Mali gets serious about home-grown science

afrol News / SciDev.Net, 1 June - Mali has developed a ten-year plan to encourage and finance agricultural research and development. The Bamako government plans to raise most funds locally to finance the ambitious research scheme.

The plan, announced last week, aims to provide a coherent policy for scientific research in the country, says Adama Traoré, executive secretary of the National Council for Research in Agriculture (CNRA), the organisation coordinating the plan.

The plan will bring together civil society, the private sector and farmers to develop ideas for future agriculture research. Government ministries such as agriculture, health, environment, technology and finance are working to form committees to push the research agenda forward.

National agriculture institutions such as the Central Veterinary Laboratory and the Rural Economy Institute will liaise on research projects.

To address the research skills shortage and the problem of brain drain, the University of Mali has announced it will introduce a new agricultural research curriculum to recruit and train new scientists.

The government is to provide 30 percent of the US$ 61 million budget for the first three years. The local private sector and farmer associations will make up the remaining 60 and 10 percent respectively.

Mr Traoré told the science media 'SciDev.Net' that by raising money locally, the plan will help decrease dependence on foreign donor money. At present almost 60 percent of agricultural development in Mali depends on foreign assistance.

A trial programme, in which the cotton seed sector contributed around US$ 600,000 to agricultural development, has already been a success, says Mr Traoré, and the CNRA wants to extend the programme to sectors such as rice and livestock production.
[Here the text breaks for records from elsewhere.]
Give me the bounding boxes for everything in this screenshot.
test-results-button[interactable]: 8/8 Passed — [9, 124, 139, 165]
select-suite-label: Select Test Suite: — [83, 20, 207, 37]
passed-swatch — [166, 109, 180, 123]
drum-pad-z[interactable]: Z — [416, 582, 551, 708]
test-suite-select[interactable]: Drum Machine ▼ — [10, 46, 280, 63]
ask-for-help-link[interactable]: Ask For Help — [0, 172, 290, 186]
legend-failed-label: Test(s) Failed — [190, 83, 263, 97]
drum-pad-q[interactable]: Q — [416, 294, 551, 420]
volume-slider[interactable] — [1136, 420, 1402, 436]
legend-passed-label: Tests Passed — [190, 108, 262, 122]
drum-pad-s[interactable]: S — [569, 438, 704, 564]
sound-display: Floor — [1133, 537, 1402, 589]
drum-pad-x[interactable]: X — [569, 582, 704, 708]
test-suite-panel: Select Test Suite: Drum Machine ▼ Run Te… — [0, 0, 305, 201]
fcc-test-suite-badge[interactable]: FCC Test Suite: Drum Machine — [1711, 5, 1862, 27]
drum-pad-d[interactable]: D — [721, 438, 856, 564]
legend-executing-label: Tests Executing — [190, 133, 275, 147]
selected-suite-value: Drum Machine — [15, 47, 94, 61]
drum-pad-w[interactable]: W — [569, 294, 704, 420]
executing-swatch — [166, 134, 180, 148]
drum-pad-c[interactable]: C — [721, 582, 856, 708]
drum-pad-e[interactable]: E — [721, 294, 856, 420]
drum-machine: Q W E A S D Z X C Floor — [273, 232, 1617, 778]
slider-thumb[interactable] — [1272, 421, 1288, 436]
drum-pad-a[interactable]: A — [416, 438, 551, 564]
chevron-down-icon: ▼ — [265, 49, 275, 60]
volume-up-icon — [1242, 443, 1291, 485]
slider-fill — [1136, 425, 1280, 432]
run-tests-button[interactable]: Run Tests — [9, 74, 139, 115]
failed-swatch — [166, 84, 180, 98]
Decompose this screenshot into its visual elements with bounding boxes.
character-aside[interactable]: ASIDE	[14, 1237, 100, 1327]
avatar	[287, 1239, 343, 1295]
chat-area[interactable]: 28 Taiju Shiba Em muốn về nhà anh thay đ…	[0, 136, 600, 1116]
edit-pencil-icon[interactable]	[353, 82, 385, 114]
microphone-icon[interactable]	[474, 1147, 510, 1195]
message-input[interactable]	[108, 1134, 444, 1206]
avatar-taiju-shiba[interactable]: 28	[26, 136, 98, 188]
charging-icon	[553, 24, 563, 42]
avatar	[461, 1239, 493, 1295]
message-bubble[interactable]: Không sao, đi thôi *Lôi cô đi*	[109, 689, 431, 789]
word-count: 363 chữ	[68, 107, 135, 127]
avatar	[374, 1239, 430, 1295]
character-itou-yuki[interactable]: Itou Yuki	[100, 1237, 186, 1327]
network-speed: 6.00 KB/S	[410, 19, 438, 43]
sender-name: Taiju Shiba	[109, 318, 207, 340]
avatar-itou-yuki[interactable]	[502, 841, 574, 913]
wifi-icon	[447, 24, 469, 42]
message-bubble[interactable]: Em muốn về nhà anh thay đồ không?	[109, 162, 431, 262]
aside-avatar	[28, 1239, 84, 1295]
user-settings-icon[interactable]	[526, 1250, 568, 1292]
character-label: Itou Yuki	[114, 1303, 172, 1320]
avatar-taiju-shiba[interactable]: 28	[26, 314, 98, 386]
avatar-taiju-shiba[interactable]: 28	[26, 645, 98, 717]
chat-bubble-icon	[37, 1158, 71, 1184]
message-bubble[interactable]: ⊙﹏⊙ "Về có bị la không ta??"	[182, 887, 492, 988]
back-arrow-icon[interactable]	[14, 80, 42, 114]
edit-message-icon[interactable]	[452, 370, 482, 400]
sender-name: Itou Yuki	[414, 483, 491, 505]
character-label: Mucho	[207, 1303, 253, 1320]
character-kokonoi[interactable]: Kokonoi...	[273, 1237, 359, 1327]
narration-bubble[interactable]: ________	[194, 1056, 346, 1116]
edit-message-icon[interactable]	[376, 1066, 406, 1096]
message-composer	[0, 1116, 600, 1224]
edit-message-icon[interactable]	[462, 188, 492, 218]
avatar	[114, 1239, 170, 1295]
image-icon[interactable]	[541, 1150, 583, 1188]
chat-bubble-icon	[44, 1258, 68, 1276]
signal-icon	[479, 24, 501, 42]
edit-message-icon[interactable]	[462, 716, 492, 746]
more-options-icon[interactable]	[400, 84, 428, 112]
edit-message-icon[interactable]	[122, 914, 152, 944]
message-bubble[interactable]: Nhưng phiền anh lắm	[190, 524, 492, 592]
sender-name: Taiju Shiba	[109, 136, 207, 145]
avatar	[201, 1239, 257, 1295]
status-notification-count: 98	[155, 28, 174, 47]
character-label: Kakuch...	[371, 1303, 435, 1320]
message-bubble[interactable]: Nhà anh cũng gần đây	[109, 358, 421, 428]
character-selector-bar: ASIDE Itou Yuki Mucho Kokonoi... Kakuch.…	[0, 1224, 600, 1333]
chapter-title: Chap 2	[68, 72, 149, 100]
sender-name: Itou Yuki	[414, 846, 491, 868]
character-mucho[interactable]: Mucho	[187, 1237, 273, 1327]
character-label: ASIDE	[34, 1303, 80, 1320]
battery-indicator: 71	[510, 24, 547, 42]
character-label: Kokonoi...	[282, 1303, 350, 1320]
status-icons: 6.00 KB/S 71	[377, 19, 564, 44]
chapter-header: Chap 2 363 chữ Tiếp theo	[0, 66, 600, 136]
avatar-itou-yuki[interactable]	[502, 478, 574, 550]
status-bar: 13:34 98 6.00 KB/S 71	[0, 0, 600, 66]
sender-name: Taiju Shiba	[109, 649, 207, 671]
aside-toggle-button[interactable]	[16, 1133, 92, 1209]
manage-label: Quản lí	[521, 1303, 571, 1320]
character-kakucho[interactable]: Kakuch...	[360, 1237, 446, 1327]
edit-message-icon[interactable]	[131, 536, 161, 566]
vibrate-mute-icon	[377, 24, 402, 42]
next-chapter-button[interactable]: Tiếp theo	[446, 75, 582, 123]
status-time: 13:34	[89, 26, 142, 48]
Ever since the introduction of democracy in Mali and the government's new policy of funding research, research and development have been high on the country's agenda, says Modibo Haidara, director general of the National Centre for Research in Science and Technology.

This has encouraged local scientists to begin undertaking research projects in different fields, he said. The centre has begun its own programme to promote science, Mr Haidara says, by introducing annual innovation competitions in secondary schools and research institutions.